For SSP2132, an E. coli-based expression system with specialized tags for membrane protein expression (such as a His-tag combined with a solubility enhancer like MBP or SUMO) would be a reasonable starting point. The expression should be optimized with reduced temperature (16-25°C) to enhance proper folding.

What analytical methods are suitable for basic characterization of purified SSP2132?

Analytical Method	Information Provided	Sample Requirements
SDS-PAGE	Purity, apparent molecular weight	1-10 μg protein
Western blot	Identity confirmation, expression level	10-100 ng protein
Mass spectrometry	Exact mass, post-translational modifications	1-100 pmol protein
Circular dichroism	Secondary structure content	0.1-1 mg/ml, in CD-compatible buffer
Dynamic light scattering	Homogeneity, aggregation state	0.5-2 mg/ml, filtered sample
ELISA	Quantitative detection, antigenicity	Variable, typically ng-μg range

For membrane proteins like SSP2132, additional techniques should be considered:

Detergent screening for optimal solubilization
Fluorescence-based thermal stability assays
Native gel electrophoresis to assess oligomeric state

What structural biology techniques are most effective for studying SSP2132?

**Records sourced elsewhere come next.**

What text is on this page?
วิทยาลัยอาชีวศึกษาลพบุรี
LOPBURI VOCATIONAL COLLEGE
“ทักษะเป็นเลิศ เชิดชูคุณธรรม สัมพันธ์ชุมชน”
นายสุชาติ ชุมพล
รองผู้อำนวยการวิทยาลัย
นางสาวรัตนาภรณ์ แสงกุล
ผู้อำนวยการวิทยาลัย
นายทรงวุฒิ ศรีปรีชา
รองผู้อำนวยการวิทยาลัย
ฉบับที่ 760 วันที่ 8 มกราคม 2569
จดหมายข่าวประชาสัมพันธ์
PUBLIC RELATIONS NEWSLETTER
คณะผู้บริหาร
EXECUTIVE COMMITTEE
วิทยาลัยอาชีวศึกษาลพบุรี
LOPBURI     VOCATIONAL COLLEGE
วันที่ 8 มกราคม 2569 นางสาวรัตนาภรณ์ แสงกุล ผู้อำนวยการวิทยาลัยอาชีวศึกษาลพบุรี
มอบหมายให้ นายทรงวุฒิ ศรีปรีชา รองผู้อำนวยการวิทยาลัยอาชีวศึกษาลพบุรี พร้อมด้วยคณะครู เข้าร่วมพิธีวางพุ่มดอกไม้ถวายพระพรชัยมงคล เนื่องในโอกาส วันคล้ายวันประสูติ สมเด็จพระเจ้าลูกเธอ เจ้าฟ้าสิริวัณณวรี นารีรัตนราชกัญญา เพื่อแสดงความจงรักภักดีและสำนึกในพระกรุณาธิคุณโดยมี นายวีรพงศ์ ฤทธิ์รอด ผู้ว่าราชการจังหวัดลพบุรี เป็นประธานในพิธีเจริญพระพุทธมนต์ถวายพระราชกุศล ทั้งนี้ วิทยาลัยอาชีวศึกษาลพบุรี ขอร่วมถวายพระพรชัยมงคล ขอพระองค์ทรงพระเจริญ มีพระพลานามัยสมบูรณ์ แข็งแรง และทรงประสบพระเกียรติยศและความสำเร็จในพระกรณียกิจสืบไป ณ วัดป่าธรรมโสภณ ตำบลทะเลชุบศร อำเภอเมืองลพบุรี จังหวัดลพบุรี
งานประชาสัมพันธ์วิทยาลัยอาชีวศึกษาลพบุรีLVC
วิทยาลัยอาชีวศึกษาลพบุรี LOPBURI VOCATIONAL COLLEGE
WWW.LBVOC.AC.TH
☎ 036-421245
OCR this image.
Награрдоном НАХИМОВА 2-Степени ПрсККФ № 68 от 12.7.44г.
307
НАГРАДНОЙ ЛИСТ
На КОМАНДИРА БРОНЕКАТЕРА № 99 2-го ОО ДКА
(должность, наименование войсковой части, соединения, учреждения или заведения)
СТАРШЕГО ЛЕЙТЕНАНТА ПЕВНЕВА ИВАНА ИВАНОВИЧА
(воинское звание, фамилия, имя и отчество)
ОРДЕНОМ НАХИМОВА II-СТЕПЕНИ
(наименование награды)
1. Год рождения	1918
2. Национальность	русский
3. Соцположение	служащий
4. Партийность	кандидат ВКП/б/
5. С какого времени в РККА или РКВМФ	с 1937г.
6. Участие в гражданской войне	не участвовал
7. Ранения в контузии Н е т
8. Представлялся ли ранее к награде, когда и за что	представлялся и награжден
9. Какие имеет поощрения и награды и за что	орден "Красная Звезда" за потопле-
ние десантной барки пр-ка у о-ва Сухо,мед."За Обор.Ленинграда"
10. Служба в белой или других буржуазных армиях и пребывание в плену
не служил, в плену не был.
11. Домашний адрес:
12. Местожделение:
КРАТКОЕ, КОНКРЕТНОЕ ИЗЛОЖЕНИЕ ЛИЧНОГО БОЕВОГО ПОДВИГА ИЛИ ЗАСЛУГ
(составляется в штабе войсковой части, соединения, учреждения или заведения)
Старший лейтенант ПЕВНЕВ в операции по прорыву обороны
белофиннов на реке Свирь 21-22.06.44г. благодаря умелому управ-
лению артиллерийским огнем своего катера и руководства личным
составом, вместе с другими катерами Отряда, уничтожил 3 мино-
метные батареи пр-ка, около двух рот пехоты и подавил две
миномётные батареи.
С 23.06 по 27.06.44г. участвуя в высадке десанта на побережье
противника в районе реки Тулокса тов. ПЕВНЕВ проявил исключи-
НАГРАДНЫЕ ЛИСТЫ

For membrane proteins like SSP2132, several complementary structural biology approaches should be considered:

Technique	Resolution	Advantages	Limitations	Application to SSP2132
X-ray crystallography	Atomic (1-3Å)	High resolution, well-established	Requires crystals, often needs protein engineering	Challenging for small membrane proteins, may require fusion partners
NMR spectroscopy	Atomic (2-5Å)	Solution state, dynamics information	Size limitations, requires isotope labeling	Well-suited for SSP2132's 120 aa size, requires optimization in membrane mimetics
Cryo-EM	Near-atomic (2-4Å)	No crystals needed, works for large complexes	Historically limited for small proteins, though improving	May require larger assemblies or scaffold approaches
Lipid nanodiscs	N/A (environment)	Native-like lipid environment	Requires optimization	Excellent for studying SSP2132 in membrame context

NMR spectroscopy using lipid nanodiscs (6-26 nm in diameter) would be particularly valuable for studying SSP2132 in a native-like environment . This approach allows for the investigation of structure, dynamics, and potentially protein-protein or protein-lipid interactions. The development of circularized membrane scaffold proteins (MSPs) has improved the size homogeneity and stability of these nanoparticles, making them ideal for structural studies of membrane proteins like SSP2132 .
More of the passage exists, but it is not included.